Under normal circumstances, a health care organization’s screening practices might be linked to a mandatory solo patient rooming protocol. However, because of recent distancing requirements that are shifting care to telehealth, Futures Without Violence health program manager Kate Vander Tuig says that rather than screening, clinical teams should consider also shifting to a universal offering of education and resources for DV and child maltreatment.
“Regardless if a patient discloses abuse or not, with new limitations in place due to COVID-19, making sure patients get this messaging becomes even more important,” she says. “Survivors and their families are facing increased risks and we understand rural clinicians and health care organizations may feel compelled to continue domestic violence and child maltreatment screening when providing care by phone or telehealth. However, we are concerned about the safety of this practice because it’s difficult to assess who’s in the room. You don’t know who is listening or who is monitoring the contact.
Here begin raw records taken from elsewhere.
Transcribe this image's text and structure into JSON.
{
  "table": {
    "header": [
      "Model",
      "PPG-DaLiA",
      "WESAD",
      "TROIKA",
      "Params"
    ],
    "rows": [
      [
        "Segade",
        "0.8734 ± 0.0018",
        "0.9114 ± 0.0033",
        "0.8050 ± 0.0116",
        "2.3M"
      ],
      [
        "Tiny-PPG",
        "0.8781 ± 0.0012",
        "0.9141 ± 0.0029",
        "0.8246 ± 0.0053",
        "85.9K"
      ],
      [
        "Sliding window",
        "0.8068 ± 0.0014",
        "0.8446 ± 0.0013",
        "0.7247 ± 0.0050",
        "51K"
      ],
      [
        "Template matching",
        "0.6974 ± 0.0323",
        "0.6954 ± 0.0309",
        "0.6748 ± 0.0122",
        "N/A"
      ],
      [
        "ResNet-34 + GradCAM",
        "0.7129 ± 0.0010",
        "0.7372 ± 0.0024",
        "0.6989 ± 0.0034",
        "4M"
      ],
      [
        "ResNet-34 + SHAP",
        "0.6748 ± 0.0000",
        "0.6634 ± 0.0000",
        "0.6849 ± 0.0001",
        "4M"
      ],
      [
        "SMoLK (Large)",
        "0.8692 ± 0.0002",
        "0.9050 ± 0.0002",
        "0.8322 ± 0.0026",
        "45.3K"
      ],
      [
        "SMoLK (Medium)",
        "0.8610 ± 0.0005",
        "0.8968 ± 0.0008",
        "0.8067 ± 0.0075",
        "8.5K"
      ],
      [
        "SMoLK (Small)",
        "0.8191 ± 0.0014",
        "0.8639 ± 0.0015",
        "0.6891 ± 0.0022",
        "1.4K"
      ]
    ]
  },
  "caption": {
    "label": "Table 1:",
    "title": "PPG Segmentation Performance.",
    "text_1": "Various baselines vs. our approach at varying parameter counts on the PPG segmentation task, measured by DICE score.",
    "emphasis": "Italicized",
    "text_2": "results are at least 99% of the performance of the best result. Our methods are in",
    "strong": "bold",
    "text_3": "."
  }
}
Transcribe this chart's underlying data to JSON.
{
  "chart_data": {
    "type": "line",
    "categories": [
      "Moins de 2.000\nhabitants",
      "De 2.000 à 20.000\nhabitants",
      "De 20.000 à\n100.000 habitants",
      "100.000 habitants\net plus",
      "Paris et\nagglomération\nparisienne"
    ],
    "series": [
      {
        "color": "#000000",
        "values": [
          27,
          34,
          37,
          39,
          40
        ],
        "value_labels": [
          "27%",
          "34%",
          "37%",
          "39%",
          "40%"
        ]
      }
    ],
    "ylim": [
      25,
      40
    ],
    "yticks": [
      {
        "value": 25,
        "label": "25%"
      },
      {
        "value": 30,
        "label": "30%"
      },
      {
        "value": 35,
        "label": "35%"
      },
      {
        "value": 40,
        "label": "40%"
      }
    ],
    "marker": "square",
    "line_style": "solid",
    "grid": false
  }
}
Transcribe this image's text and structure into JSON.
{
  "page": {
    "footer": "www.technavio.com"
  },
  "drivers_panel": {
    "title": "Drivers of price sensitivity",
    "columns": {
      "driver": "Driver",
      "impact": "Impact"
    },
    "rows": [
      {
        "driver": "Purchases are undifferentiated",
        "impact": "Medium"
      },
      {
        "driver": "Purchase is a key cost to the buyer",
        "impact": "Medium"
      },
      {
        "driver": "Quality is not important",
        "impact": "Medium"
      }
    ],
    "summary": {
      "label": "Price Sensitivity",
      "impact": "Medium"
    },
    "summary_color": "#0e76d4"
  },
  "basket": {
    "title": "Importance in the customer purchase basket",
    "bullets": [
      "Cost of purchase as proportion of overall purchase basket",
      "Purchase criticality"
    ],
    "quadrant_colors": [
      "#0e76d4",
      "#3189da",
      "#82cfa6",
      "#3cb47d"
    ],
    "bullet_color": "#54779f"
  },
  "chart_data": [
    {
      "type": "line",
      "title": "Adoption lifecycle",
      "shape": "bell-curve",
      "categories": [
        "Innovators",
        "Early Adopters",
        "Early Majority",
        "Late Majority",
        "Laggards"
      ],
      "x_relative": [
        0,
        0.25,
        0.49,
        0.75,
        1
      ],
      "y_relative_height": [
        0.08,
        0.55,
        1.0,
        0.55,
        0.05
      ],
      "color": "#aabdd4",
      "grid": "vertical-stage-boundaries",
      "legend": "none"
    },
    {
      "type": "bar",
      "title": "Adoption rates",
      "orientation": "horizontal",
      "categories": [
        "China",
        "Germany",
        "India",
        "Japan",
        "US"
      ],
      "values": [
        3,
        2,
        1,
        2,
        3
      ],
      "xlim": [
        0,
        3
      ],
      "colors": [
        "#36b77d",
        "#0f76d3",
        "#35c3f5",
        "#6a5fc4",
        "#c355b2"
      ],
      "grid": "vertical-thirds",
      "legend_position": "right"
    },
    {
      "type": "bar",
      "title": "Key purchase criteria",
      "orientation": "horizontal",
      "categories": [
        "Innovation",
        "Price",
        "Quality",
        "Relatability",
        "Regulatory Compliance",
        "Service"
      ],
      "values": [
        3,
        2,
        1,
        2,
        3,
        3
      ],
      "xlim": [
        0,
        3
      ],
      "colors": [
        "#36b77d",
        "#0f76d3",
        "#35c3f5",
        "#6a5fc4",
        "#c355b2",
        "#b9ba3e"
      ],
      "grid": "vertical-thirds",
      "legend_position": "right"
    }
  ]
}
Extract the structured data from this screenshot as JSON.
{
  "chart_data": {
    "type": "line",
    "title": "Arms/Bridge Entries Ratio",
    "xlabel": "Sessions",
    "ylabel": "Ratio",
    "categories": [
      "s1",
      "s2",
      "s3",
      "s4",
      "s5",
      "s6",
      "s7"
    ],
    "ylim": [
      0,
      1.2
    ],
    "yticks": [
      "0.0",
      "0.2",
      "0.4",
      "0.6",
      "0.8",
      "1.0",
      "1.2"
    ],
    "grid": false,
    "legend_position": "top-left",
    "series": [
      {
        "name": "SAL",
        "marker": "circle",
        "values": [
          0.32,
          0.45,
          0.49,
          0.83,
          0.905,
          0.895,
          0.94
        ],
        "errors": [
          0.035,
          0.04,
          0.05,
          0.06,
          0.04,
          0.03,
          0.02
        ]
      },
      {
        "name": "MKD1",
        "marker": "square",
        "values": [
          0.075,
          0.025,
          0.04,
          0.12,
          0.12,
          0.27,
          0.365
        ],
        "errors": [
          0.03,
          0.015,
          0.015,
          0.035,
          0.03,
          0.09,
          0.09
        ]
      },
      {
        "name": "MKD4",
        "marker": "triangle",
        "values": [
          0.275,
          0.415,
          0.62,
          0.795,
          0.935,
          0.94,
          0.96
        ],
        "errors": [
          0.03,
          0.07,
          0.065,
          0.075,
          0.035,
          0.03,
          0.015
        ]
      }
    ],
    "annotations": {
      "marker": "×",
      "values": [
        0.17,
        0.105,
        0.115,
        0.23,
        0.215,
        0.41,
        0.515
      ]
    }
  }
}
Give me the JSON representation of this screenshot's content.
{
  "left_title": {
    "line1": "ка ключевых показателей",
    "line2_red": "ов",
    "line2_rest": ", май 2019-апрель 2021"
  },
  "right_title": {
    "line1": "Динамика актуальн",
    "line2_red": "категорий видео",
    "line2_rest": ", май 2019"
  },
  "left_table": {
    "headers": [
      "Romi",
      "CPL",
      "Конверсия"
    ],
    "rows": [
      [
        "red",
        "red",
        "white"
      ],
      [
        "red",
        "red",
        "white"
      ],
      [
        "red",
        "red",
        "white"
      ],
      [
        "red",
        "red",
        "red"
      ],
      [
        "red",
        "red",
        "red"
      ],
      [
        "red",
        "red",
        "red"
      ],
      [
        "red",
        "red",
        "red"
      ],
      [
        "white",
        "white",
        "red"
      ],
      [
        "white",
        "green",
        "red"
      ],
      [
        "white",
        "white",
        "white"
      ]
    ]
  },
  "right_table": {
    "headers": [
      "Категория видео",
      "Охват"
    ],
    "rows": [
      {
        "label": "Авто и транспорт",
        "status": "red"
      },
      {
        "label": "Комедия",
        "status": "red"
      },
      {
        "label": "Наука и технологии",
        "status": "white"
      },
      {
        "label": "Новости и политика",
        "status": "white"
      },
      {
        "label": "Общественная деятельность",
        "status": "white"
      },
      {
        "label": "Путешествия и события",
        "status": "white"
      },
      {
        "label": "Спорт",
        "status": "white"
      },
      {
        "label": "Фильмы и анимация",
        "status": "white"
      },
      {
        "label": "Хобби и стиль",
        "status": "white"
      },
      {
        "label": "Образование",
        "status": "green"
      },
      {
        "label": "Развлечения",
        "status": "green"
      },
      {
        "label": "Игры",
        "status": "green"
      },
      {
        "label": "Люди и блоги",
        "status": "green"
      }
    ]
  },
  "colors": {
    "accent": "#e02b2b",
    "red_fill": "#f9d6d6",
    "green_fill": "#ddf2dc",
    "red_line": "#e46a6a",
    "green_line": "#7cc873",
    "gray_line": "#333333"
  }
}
We recommend offering hotline information as a resource for friends and family using some type of scripted message that provides the information in a universal manner.”
Vander Tuig also points out that clinical staff should be aware that the hotline is not just a resource for patients but can also be a very important resource for clinicians as they assist and support patients in complicated situations.
“Clinical providers who are also providing telehealth care in isolated surroundings should not feel alone when assisting patients who are in difficult situations,” she says. “They don’t need to feel like they have to figure this out themselves when hotlines can help them help their patients. Providers who find themselves really struggling with decisions can call the national hotline and get assistance with figuring out the best way to help a patient or a family. They should not feel alone when trying to provide this type of assistance. The hotlines exist for everyone.”
Reporting child maltreatment
Anyone can report concerns for child maltreatment. If it is an emergent situation, call 911. In nonemergent situations, how and where to report varies by location.